Губы Гаврилова вытянулись в тонкую полоску, на лице проступили розово-белые пятна — так с ним бывало, когда он чрезмерно волновался, а порой при этом и голос предательски дрожал, вибрировал до неузнаваемости.
— Я и не мог возражать, потому что для меня это приказ, а приказы не обсуждаются.
Морозов упрямо гнул свое:
— Я в том смысле, что могли бы поручить это ответственное задание другому кораблю, например, «Вихрю». Командир там волевой, энергичный.
«И вы хвалите Сокола, — упрекнул его в душе Гаврилов. — Ох, как бы ваш Александр Михайлович не зазнался. Впрочем, он давно уже зазнался, только вы этого, к сожалению, не замечаете». А вслух неторопливо возразил:
— Я свою кандидатуру не предлагал, Василий Карпович. — Гаврилов невесело усмехнулся. — Так решил комбриг. А вы разве не знаете?
— Знаю, — не сразу отозвался Морозов. — Я тоже вашу кандидатуру поддержал. Но пригласил вас по другому вопросу...

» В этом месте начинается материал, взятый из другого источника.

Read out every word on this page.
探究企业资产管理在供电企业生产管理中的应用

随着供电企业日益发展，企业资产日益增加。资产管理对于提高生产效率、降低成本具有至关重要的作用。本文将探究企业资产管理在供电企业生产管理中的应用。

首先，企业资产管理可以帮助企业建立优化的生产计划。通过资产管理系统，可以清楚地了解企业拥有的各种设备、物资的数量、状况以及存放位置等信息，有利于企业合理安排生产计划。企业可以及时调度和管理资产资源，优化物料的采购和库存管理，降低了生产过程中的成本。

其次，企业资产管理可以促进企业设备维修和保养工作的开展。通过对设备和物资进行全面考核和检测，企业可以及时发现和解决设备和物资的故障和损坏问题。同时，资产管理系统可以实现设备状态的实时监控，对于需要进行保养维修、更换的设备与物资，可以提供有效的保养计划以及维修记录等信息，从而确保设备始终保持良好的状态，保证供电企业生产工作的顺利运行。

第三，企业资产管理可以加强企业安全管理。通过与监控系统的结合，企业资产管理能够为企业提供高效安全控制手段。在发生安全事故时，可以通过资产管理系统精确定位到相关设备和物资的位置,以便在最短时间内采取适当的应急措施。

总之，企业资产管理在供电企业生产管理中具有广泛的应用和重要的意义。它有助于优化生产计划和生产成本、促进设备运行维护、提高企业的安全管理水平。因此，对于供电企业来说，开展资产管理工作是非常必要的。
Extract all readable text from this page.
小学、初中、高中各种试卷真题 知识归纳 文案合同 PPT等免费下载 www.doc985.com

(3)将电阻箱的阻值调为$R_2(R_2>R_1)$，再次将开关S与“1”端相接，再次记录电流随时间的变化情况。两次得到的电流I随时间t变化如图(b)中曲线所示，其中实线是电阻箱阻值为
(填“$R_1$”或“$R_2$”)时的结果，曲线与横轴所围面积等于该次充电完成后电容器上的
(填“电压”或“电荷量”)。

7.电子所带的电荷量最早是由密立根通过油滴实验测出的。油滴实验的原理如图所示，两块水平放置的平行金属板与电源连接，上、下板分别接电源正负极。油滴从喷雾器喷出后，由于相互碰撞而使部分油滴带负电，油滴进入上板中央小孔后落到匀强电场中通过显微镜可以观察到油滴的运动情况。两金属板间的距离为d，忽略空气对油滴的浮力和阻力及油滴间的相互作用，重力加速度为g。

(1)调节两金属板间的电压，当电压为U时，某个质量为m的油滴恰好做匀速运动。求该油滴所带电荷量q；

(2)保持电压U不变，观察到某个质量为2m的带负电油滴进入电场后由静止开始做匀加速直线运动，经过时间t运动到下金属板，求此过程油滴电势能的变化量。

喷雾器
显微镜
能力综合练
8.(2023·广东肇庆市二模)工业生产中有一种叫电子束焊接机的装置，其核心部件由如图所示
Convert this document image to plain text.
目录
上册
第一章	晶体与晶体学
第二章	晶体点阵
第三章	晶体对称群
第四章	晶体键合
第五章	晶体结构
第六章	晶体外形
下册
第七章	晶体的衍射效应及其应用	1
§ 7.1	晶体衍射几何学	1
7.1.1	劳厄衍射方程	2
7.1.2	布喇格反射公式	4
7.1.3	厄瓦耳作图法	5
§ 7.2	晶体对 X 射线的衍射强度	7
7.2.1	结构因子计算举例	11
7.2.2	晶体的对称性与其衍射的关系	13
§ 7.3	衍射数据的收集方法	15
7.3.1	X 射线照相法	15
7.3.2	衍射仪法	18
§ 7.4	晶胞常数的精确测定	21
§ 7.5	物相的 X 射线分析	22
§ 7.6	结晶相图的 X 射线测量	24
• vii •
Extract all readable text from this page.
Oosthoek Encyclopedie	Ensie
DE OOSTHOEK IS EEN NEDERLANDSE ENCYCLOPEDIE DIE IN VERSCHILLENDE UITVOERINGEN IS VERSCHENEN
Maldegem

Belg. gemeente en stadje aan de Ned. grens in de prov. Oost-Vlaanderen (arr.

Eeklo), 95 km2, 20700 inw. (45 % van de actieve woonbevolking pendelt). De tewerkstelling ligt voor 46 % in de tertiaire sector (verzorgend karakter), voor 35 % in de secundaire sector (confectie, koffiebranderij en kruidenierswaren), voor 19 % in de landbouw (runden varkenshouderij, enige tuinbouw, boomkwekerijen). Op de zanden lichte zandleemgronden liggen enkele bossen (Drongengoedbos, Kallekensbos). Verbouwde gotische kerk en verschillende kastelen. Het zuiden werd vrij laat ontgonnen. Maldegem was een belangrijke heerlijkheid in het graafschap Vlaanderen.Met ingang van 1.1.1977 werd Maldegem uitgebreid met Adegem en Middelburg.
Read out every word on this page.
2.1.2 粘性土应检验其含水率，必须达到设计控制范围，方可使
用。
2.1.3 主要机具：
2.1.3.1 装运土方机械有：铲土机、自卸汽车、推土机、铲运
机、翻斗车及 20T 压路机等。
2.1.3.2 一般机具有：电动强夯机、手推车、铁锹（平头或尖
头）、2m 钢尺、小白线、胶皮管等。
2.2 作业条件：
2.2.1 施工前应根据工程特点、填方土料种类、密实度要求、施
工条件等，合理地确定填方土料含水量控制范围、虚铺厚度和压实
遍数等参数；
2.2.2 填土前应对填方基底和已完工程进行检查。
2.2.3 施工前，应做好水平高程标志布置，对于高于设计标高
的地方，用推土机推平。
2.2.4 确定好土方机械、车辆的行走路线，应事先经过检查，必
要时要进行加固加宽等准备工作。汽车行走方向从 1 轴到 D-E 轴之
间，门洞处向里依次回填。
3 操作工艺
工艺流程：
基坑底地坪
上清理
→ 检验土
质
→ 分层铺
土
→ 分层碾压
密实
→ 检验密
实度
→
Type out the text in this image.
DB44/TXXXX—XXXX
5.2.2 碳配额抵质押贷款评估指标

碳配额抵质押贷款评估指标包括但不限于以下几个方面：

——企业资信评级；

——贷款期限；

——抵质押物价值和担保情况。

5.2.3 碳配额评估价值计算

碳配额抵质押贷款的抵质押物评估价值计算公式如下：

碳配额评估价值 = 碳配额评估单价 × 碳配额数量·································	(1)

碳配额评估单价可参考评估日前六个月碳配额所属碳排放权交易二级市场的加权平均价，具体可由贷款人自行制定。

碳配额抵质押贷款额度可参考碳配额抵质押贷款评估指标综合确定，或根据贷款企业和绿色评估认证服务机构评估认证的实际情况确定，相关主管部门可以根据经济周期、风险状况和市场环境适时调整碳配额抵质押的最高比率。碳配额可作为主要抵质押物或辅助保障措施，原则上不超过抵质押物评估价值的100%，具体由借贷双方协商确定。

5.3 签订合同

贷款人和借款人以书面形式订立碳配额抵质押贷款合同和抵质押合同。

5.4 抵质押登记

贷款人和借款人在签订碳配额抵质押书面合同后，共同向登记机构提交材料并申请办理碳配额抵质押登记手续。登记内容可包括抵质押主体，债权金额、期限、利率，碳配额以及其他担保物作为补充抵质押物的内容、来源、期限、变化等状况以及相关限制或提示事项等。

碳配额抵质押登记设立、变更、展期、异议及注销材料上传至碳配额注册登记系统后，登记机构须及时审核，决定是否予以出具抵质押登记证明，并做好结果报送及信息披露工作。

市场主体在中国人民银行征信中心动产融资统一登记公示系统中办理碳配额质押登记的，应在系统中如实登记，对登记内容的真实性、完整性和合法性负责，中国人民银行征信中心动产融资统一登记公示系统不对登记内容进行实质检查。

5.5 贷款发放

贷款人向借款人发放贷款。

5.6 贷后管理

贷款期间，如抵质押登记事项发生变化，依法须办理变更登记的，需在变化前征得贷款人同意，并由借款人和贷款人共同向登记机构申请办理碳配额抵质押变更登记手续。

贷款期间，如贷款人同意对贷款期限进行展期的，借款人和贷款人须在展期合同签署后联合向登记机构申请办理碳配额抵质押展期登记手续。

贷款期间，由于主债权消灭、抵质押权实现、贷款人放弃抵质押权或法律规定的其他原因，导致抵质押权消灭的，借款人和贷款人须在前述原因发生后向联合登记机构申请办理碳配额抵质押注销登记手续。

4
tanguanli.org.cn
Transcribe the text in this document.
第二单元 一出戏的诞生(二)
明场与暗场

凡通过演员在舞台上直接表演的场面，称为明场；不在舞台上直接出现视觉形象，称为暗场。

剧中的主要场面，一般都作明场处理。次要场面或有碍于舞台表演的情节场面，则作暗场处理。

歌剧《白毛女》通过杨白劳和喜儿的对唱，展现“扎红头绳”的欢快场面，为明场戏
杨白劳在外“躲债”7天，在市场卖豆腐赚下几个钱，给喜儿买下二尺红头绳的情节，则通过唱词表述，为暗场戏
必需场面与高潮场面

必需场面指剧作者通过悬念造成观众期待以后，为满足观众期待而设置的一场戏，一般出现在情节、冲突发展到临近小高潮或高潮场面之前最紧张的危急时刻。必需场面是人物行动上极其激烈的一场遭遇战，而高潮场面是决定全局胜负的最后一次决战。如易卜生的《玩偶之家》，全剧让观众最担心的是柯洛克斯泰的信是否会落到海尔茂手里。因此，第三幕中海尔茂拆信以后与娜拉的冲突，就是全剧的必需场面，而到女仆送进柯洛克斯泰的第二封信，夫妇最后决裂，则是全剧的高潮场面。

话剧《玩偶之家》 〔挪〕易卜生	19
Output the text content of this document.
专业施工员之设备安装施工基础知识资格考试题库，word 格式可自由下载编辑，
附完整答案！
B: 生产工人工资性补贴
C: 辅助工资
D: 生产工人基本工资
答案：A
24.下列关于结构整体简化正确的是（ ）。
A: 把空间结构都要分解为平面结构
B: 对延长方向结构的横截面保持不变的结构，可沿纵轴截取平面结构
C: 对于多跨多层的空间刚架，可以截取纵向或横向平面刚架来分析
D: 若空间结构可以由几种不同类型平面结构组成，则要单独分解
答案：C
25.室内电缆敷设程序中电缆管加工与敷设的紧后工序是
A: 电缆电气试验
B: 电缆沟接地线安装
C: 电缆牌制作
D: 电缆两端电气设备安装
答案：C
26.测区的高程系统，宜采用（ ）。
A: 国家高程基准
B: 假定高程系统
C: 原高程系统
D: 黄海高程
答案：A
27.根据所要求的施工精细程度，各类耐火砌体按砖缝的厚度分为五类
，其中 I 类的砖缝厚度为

Как всегда, начальник политотдела начинал свою беседу издалека. В сущности, Гаврилов не осуждал его за это, сам он тоже в беседе с людьми не сразу говорил то, что волновало его и зачем вызывал офицера, старался прежде всего создать непринужденную обстановку, снять напряжение с подчиненного, был сдержан, и даже если его раздражал кто-либо, он проявлял завидную терпеливость, но своего добивался. Не такой ли Морозов? Капитан 1-го ранга улыбнулся, скосив на него серые, большие глаза, и негромко спросил:
— Мичман Демин уходит в запас?
— Собирался. Но я попросил его еще остаться, пока молодые акустики опыта наберутся.
— И он согласился?
— Да.
Морозов взял со стола какую-то бумагу:
— Прочтите.
Гаврилов развернул листок. Жена мичмана Демина Анна слезно молила начальника политотдела не задерживать ее мужа на корабле, скорее отпустить домой. «Душа у меня болит за моего Васю. Сергей Васильевич Гаврилов, его командир, может, и хороший человек, но мне он делает такое зло, что слезы на глазах. Вася давно решил уволиться в запас, а он всячески тормозит это дело... Я прошу вас, товарищ Морозов, как комиссара, сделать товарищу Гаврилову выговор. Если ваше слово на него не подействует, напишу в Москву. Нет такого закона, чтоб насильно человека держать на корабле».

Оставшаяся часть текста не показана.